St. Vincent
St. Vincent

2014, Loma Vista
Indie

Recensione di Alberto Battaglia - Pubblicata in data: 06/03/14

Il volto della modernità non è mai stato così difficile da delineare come lo è oggi. Lo sappiamo, siamo in un mondo artistico di post-tutto (e post-niente), figlio di una storia musicale che permea la nostra vita come un eterno presente sempre a portata di clic. Come non definire pienamente attuali, allora, artisti come St. Vincent, che fanno del “pop” una sorta di ricerca dell'indefinibile? Questo indefinito che è il sunto e insieme il superamento di una miriade di esperienze musicali diverse.

 

Sin dalle note che la cantautrice ci ha offerto dall'ottimo esordio “Marry Me” (2007) ad arrivare a questo album omonimo, la costante è sempre stata una forte e voluta atipicità. Senza la volontà di rigettare il passato, fatto per lei di jazz, sperimentazione elettronica e tradizione di grandi interpreti vocali, St. Vincent si prende però la libertà di fare quello che vuole di tutto questo, e con un preciso obiettivo: spiazzare l'ascoltatore, ribaltare aspettative. E quando St. Vincent ammette che per fare musica devi imparare per poi dimenticarti tutto ribadisce, alla fine, il concetto modernista per cui non c'è arte che valga la pena ripetere per due volte. Qualche volta la sua esplorazione nell'etere riesce a cogliere con leggiadria il suono di questi tempi mutevoli, altre volte sembra più un gioco che annoia abbastanza alla svelta.

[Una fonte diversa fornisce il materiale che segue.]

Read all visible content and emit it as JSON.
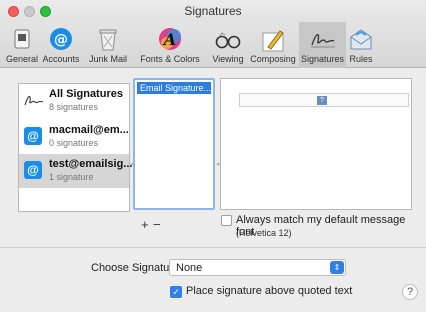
{
  "window": {
    "title": "Signatures"
  },
  "toolbar": {
    "items": [
      {
        "label": "General",
        "icon": "switch-icon"
      },
      {
        "label": "Accounts",
        "icon": "at-icon"
      },
      {
        "label": "Junk Mail",
        "icon": "trash-can-icon"
      },
      {
        "label": "Fonts & Colors",
        "icon": "fonts-colors-icon"
      },
      {
        "label": "Viewing",
        "icon": "glasses-icon"
      },
      {
        "label": "Composing",
        "icon": "pencil-icon"
      },
      {
        "label": "Signatures",
        "icon": "signature-icon",
        "selected": true
      },
      {
        "label": "Rules",
        "icon": "envelope-rules-icon"
      }
    ]
  },
  "accounts": [
    {
      "name": "All Signatures",
      "count": "8 signatures",
      "icon": "signature-icon"
    },
    {
      "name": "macmail@em...",
      "count": "0 signatures",
      "icon": "at-icon"
    },
    {
      "name": "test@emailsig...",
      "count": "1 signature",
      "icon": "at-icon",
      "selected": true
    }
  ],
  "signatures": [
    "Email Signature..."
  ],
  "list_controls": {
    "add": "+",
    "remove": "−"
  },
  "options": {
    "match_font_label": "Always match my default message font",
    "match_font_sub": "(Helvetica 12)",
    "match_font_checked": false,
    "choose_label": "Choose Signature:",
    "choose_value": "None",
    "place_label": "Place signature above quoted text",
    "place_checked": true
  },
  "colors": {
    "accent": "#2f7fe6",
    "selection": "#2d7de0"
  }
}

In questo ultimo album convivono entrambe le sensazioni.

 

Il primo assaggio sa proprio di fresco, con una varietà di suoni elettronici che qui sfruttano più il registro stramboide che quello alienante stile techno. Poi la voce della Nostra è un'altra acuta freccia nella sua faretra: versatile, lieve come un fiocco di neve oppure calda come nella pacata tradizione del country americano, capace poi dei migliori saliscendi. Ma dopo la piacevole sbandata iniziale in cui la cantautrice cerca e ottiene lo stupore dell'ascoltatore il quadro comincia a impoverirsi un po'. La caccia al suono, all'arrangiamento originale, al gorgoglio vocale fa di questo album omonimo più una grande ricerca sul come dire qualcosa che molto definito non è (come testimoniano testi del tipo: “What an ordinary day/ take out the garbage, masturbate”). Prendiamo, ad esempio, la prima “Rattlesnake” e notiamo dopo poco il ritmo inusuale sostenuto dall'elettronica (che resterà la vera invenzione della canzone) seguito poi da un coretto di ah-ah-ah che sembra tanto la copia eccentrica di “What I'll do” di Lisa Hannigan. “St. Vincent” è in bilico fra due impostazioni per molti versi antitetiche: in canzoni come “Prince Johnny” prevale la voglia di rinverdire ballate dal sapore stagionato, così come nel soul sognante di “I Prefer Your Love”; sull'altro piatto della bilancia si poggiano panorami elettronici essenziali gettati a schizzo, in cui il tessuto sonoro sembra composto di ampi spazi di vuoto intermittente, rotto dallo show vocale della Clark (“Bring Me Your Loves”, “Every Tear Disappears”). La grande dote di questo lavoro è quella di aver reso digeribile e orecchiabile un lavoro di notevole originalità sonora, attraverso l'introduzione d'idee melodiche che spesso si rivelano virali nella mente dell'ascoltatore. Fra le più ardite troviamo “Digital Witness”, che mette in relazione una strofa retta da una sezione di fiati compressi su di un ritmo funky con un ritornello che, poi, sembra una citazione di certo pop mainstream 90s. Ma a dire il vero ogni singolo pezzo, osservato nel dettaglio, rivela sempre soluzioni stilistiche interessanti e anticonvenzionali che giustificano, se non il piacere d'ascolto in sé, perlomeno un'attiva curiosità.

 

C'è meno umanità in questo lavoro rispetto al passato clarkiano di canzoni come “Now, Now”, in cui la genialità dell'arrangiamento era solo una conseguenza di una formidabile estasi creativa; “St. Vincent” è destabilizzante, è ricercato, è “stiloso”, e, soprattutto, ha l'accessibilità che serve per essere apprezzato anche da chi non lo capisce.